Delia had the bedroom, Da slept on the couch, and Muddie, Jamie, and I slept on a mattress in the hall closet, all tangled together, pushing each other and arguing about who got spit on the pillow. Aren’t you the luckiest of children, Da said, who get to sleep in a cave like wolf cubs, instead of in a regular room with a door?

And weren’t we lucky to hang on to that home when we saw other families losing theirs and disappearing in the middle of the night?

We were five years old the day Delia was fired, and we saw her cry for the first time, as fiercely as she did everything else. She prided herself on being a secretary, on her clean fingernails and her gray dresses and her pretty scarves. She was a professional.

We had never seen Da and Delia scared before.

Jamie stood up. “It’s time for the lucky pennies,” he announced.

It was a ritual we saved for only our most dire circumstances, and this was the worst one yet.

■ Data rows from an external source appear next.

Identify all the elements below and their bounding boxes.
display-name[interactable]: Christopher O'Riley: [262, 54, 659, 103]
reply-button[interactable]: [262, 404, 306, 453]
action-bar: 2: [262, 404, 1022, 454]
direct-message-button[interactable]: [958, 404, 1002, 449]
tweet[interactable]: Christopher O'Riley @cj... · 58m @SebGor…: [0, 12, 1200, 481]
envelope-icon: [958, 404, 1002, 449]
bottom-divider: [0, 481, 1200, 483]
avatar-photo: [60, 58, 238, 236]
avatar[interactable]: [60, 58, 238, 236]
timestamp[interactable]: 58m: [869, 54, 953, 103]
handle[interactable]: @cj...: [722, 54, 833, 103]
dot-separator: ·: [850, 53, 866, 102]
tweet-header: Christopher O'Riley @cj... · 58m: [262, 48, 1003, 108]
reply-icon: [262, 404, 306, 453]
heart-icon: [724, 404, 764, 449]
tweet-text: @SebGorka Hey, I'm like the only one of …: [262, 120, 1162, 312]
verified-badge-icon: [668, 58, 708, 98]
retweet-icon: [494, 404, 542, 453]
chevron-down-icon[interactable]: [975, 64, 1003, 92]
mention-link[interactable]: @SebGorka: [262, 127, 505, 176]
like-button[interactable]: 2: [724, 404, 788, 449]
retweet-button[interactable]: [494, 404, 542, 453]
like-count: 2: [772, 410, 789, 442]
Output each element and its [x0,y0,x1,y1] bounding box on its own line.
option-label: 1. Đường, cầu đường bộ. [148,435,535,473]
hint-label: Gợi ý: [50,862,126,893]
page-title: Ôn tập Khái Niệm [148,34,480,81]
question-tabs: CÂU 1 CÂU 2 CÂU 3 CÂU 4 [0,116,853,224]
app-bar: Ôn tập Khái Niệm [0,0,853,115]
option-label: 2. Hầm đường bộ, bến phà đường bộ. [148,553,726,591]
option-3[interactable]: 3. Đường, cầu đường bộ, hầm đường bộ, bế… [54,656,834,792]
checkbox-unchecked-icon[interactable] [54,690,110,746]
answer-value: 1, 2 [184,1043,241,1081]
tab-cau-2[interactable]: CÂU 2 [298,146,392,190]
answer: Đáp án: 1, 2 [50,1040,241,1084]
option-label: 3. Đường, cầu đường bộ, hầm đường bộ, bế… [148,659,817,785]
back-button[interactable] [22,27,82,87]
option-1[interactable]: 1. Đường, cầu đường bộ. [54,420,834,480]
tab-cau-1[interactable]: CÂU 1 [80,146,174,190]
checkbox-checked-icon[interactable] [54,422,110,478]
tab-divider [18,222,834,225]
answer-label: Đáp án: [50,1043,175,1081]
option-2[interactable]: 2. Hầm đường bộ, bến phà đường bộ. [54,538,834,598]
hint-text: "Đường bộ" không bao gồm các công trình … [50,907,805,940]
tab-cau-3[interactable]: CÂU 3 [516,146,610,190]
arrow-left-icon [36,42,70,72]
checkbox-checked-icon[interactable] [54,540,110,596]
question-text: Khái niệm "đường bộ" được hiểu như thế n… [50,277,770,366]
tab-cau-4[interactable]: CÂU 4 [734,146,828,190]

Da and Delia stood. They emptied all the coins from their pockets and Delia’s purse. Delia went to get the spare change she kept wrapped in a handkerchief for church. Jamie looked at the pile on the table. He took each coin and went around our apartment, placing them heads up on windowsills and door frames.

Then he put his hands on Delia’s knees. “All we have to do now,” he said, looking straight into her face, “is wait for the luck.”

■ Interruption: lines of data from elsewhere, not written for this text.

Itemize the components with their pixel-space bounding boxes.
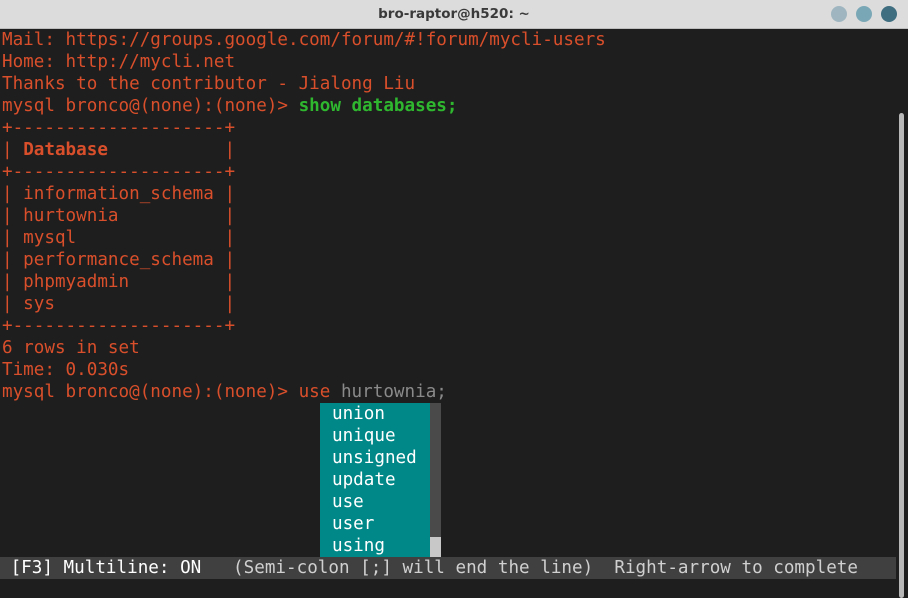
window-title: bro-raptor@h520: ~ (378, 6, 530, 22)
table-header-label: Database (23, 140, 108, 160)
rows-in-set: 6 rows in set (2, 338, 140, 358)
mail-line: Mail: https://groups.google.com/forum/#!… (2, 30, 606, 50)
close-button[interactable] (881, 6, 897, 22)
table-border-top: +--------------------+ (2, 118, 236, 138)
table-header: | Database | (2, 139, 235, 161)
completion-scrollbar[interactable] (430, 403, 441, 557)
command-text: show databases; (298, 96, 458, 116)
typed-command: use (298, 382, 331, 402)
table-row: | information_schema | (2, 184, 236, 204)
completion-item[interactable]: using (320, 535, 430, 557)
table-border-mid: +--------------------+ (2, 162, 236, 182)
f3-key-label: [F3] (10, 558, 53, 578)
completion-item[interactable]: update (320, 469, 430, 491)
toolbar-hint: (Semi-colon [;] will end the line) Right… (201, 558, 858, 578)
table-header-right: | (107, 140, 236, 160)
prompt: mysql bronco@(none):(none)> (2, 382, 299, 402)
query-time: Time: 0.030s (2, 360, 130, 380)
terminal-content[interactable]: Mail: https://groups.google.com/forum/#!… (0, 29, 896, 598)
command-line-2[interactable]: mysql bronco@(none):(none)> use hurtowni… (2, 381, 447, 403)
table-row: | hurtownia | (2, 206, 236, 226)
completion-item[interactable]: union (320, 403, 430, 425)
multiline-status: Multiline: ON (52, 558, 202, 578)
table-row: | performance_schema | (2, 250, 236, 270)
table-row: | mysql | (2, 228, 236, 248)
title-bar: bro-raptor@h520: ~ (0, 0, 908, 29)
minimize-button[interactable] (831, 6, 847, 22)
prompt: mysql bronco@(none):(none)> (2, 96, 299, 116)
bottom-toolbar: [F3] Multiline: ON (Semi-colon [;] will … (0, 557, 896, 579)
auto-suggestion: hurtownia; (330, 382, 447, 402)
thanks-line: Thanks to the contributor - Jialong Liu (2, 74, 416, 94)
table-row: | phpmyadmin | (2, 272, 236, 292)
terminal-scroll-thumb[interactable] (899, 113, 904, 598)
table-header-left: | (2, 140, 24, 160)
completion-item[interactable]: unsigned (320, 447, 430, 469)
home-line: Home: http://mycli.net (2, 52, 236, 72)
completion-item[interactable]: user (320, 513, 430, 535)
completion-item[interactable]: unique (320, 425, 430, 447)
completion-scroll-thumb[interactable] (430, 537, 441, 557)
table-row: | sys | (2, 294, 236, 314)
terminal-window: bro-raptor@h520: ~ Mail: https://groups.… (0, 0, 908, 598)
completion-item[interactable]: use (320, 491, 430, 513)
completion-menu[interactable]: union unique unsigned update use user us… (320, 403, 430, 557)
terminal-scrollbar[interactable] (896, 29, 908, 598)
maximize-button[interactable] (856, 6, 872, 22)
command-line-1: mysql bronco@(none):(none)> show databas… (2, 95, 457, 117)
table-border-bottom: +--------------------+ (2, 316, 236, 336)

“Darling boy,” she said, putting both hands on his cheeks.

That was Jamie. Darling boy.

At night we’d face each other, lying down in the darkness, and we’d press our cheeks against one another so that we could be eye to eye. Our eyes would be black and deep, and yet we’d wait to see the reflection of a point of light, the diamond that shone in our eyes. Then we’d shout the word straight in each other’s ears: Diiiiiaaaamond! Trying to blast each other’s eardrums and laughing fit to bust. I don’t know who thought of the game — it wasn’t a game, really, more like a ritual, a hunt to find the light in the darkness. There were diamonds in our eyes and all our coins were heads up. Everything would be all right.

Delia folded her dresses and the blouses and carefully placed them in the bottom drawer. She looked for work, coming home tired and thinner every day, insisting that she preferred her bread without butter and her tea plain, so that we’d still have bread with butter and sugar for our treat. She tried to take in washing, but others had got there before her. Finally, she found a job cleaning offices at night.

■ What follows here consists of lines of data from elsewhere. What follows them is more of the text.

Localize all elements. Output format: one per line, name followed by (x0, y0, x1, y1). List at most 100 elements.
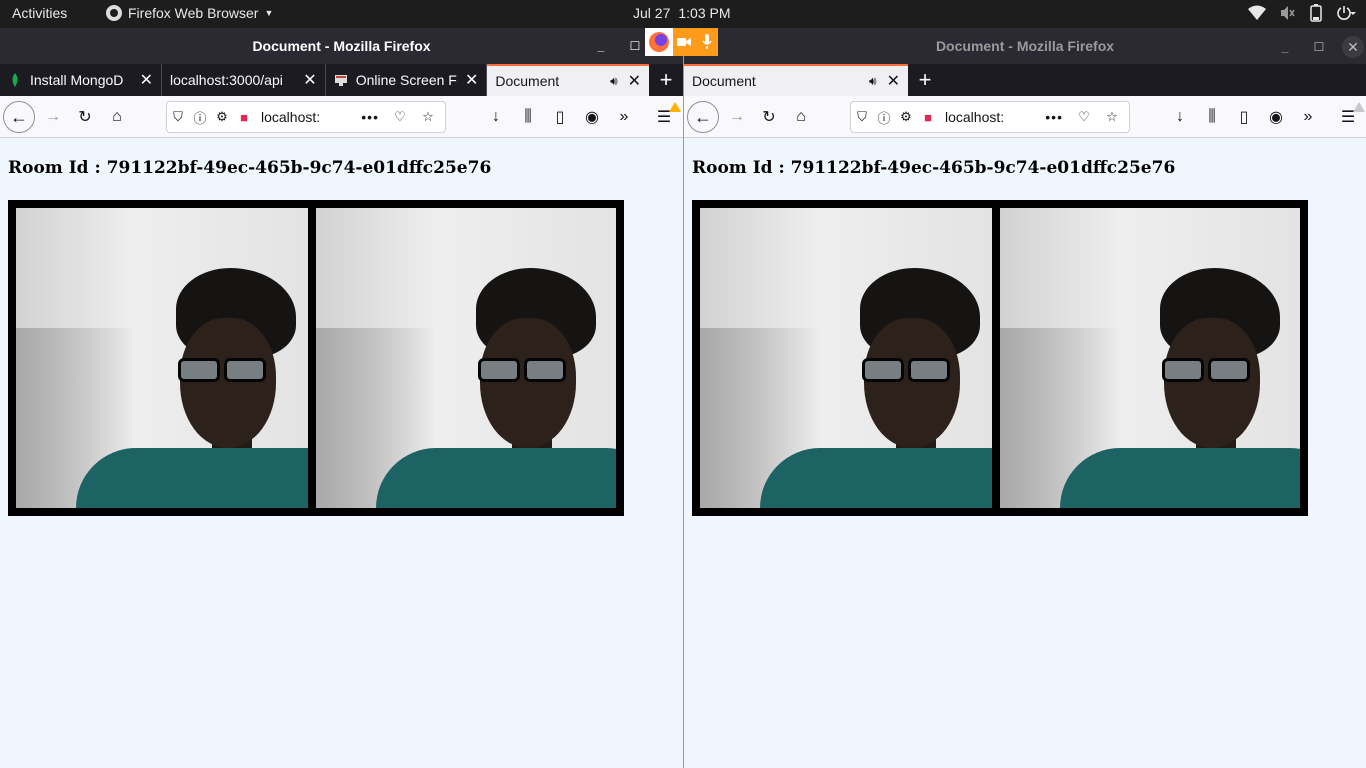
site-info-icon[interactable]: ⓘ (873, 108, 895, 127)
video-stream[interactable] (1000, 208, 1300, 508)
page-actions-icon[interactable]: ••• (361, 109, 379, 125)
url-bar[interactable]: ⛉ ⓘ ⚙ ■ localhost: ••• ♡ ☆ (166, 101, 446, 133)
downloads-icon[interactable]: ↓ (1168, 105, 1192, 129)
tab-label: Document (692, 73, 756, 89)
window-titlebar[interactable]: Document - Mozilla Firefox _ ☐ ✕ (684, 28, 1366, 64)
url-text[interactable]: localhost: (945, 109, 1025, 125)
back-button[interactable]: ← (3, 101, 35, 133)
camera-icon (673, 28, 695, 56)
speaker-icon[interactable]: 🔊︎ (869, 74, 877, 89)
warning-icon (1353, 102, 1365, 112)
navigation-toolbar: ← → ↻ ⌂ ⛉ ⓘ ⚙ ■ localhost: ••• ♡ ☆ ↓ ⫼ ▯… (684, 96, 1366, 138)
tab-label: Online Screen F (355, 72, 457, 88)
app-menu-label: Firefox Web Browser (128, 5, 259, 21)
clock[interactable]: Jul 27 1:03 PM (633, 5, 731, 21)
video-stream[interactable] (700, 208, 992, 508)
tracking-shield-icon[interactable]: ⛉ (167, 109, 189, 125)
video-grid (8, 200, 624, 516)
mongodb-leaf-icon (12, 73, 18, 87)
bookmark-star-icon[interactable]: ☆ (417, 109, 439, 125)
tab-document[interactable]: Document 🔊︎ ✕ (487, 64, 650, 96)
video-stream[interactable] (316, 208, 616, 508)
bookmark-star-icon[interactable]: ☆ (1101, 109, 1123, 125)
monitor-icon (334, 75, 347, 86)
room-id-heading: Room Id : 791122bf-49ec-465b-9c74-e01dff… (8, 158, 492, 178)
reload-button[interactable]: ↻ (757, 105, 781, 129)
url-text[interactable]: localhost: (261, 109, 341, 125)
tab-label: Install MongoD (30, 72, 124, 88)
pocket-icon[interactable]: ♡ (389, 109, 411, 125)
close-tab-icon[interactable]: ✕ (465, 70, 478, 90)
window-titlebar[interactable]: Document - Mozilla Firefox _ ☐ (0, 28, 683, 64)
close-window-button[interactable]: ✕ (1342, 36, 1364, 58)
clock-time: 1:03 PM (678, 5, 731, 21)
back-button[interactable]: ← (687, 101, 719, 133)
page-content: Room Id : 791122bf-49ec-465b-9c74-e01dff… (0, 158, 683, 516)
tab-install-mongodb[interactable]: Install MongoD ✕ (0, 64, 162, 96)
forward-button[interactable]: → (725, 105, 749, 129)
speaker-icon[interactable]: 🔊︎ (610, 74, 618, 89)
sharing-indicator[interactable] (645, 28, 718, 56)
account-icon[interactable]: ◉ (1264, 105, 1288, 129)
overflow-menu-icon[interactable]: » (1296, 105, 1320, 129)
tracking-shield-icon[interactable]: ⛉ (851, 109, 873, 125)
account-icon[interactable]: ◉ (580, 105, 604, 129)
minimize-button[interactable]: _ (1274, 37, 1296, 57)
pocket-icon[interactable]: ♡ (1073, 109, 1095, 125)
camera-in-use-icon[interactable]: ■ (917, 110, 939, 125)
wifi-icon (1248, 5, 1266, 20)
tab-strip: Install MongoD ✕ localhost:3000/api ✕ On… (0, 64, 683, 96)
battery-icon (1310, 4, 1322, 22)
url-bar[interactable]: ⛉ ⓘ ⚙ ■ localhost: ••• ♡ ☆ (850, 101, 1130, 133)
maximize-button[interactable]: ☐ (1308, 37, 1330, 57)
page-actions-icon[interactable]: ••• (1045, 109, 1063, 125)
tab-document[interactable]: Document 🔊︎ ✕ (684, 64, 908, 96)
close-tab-icon[interactable]: ✕ (140, 70, 153, 90)
system-top-bar: Activities Firefox Web Browser ▼ Jul 27 … (0, 0, 1366, 28)
tab-localhost-api[interactable]: localhost:3000/api ✕ (162, 64, 326, 96)
navigation-toolbar: ← → ↻ ⌂ ⛉ ⓘ ⚙ ■ localhost: ••• ♡ ☆ ↓ ⫼ ▯… (0, 96, 683, 138)
downloads-icon[interactable]: ↓ (484, 105, 508, 129)
close-tab-icon[interactable]: ✕ (628, 71, 641, 91)
forward-button[interactable]: → (41, 105, 65, 129)
firefox-icon (106, 5, 122, 21)
system-tray[interactable] (1248, 4, 1356, 22)
permissions-icon[interactable]: ⚙ (895, 109, 917, 125)
video-grid (692, 200, 1308, 516)
home-button[interactable]: ⌂ (105, 105, 129, 129)
camera-in-use-icon[interactable]: ■ (233, 110, 255, 125)
home-button[interactable]: ⌂ (789, 105, 813, 129)
new-tab-button[interactable]: + (649, 64, 683, 96)
activities-button[interactable]: Activities (12, 5, 67, 21)
power-menu-icon (1337, 6, 1356, 20)
browser-window-right: Document - Mozilla Firefox _ ☐ ✕ Documen… (683, 28, 1366, 768)
room-id-heading: Room Id : 791122bf-49ec-465b-9c74-e01dff… (692, 158, 1176, 178)
caret-down-icon: ▼ (264, 8, 274, 18)
library-icon[interactable]: ⫼ (516, 105, 540, 129)
tab-online-screen[interactable]: Online Screen F ✕ (326, 64, 488, 96)
tab-label: localhost:3000/api (170, 72, 283, 88)
page-content: Room Id : 791122bf-49ec-465b-9c74-e01dff… (684, 158, 1366, 516)
tab-label: Document (495, 73, 560, 89)
video-stream[interactable] (16, 208, 308, 508)
warning-icon (669, 102, 681, 112)
window-title: Document - Mozilla Firefox (935, 38, 1115, 54)
close-tab-icon[interactable]: ✕ (303, 70, 316, 90)
minimize-button[interactable]: _ (590, 36, 612, 56)
firefox-icon (645, 28, 673, 56)
permissions-icon[interactable]: ⚙ (211, 109, 233, 125)
maximize-button[interactable]: ☐ (624, 36, 646, 56)
reload-button[interactable]: ↻ (73, 105, 97, 129)
browser-window-left: Document - Mozilla Firefox _ ☐ Install M… (0, 28, 683, 768)
tab-strip: Document 🔊︎ ✕ + (684, 64, 1366, 96)
overflow-menu-icon[interactable]: » (612, 105, 636, 129)
site-info-icon[interactable]: ⓘ (189, 108, 211, 127)
app-menu[interactable]: Firefox Web Browser ▼ (106, 5, 273, 21)
new-tab-button[interactable]: + (908, 64, 942, 96)
sidebar-icon[interactable]: ▯ (548, 105, 572, 129)
window-title: Document - Mozilla Firefox (252, 38, 431, 54)
volume-muted-icon (1281, 6, 1295, 20)
sidebar-icon[interactable]: ▯ (1232, 105, 1256, 129)
library-icon[interactable]: ⫼ (1200, 105, 1224, 129)
close-tab-icon[interactable]: ✕ (887, 71, 900, 91)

“That’s what our mam did when she came over, on her knees mopping floors,” Da said. “There’s Irish progress for you.”

Delia didn’t laugh. She tied a turban around her bright hair and went off after tea, leaving us to Da’s cooking. A pot on the stove with some kind of thin stew he called slumgullion. When one of us was hungry we’d take a bowl and slop some in, and that was dinner.

I’ve heard people say about their childhoods during the hard times, We didn’t know we were poor, and do you know what? They’re lying.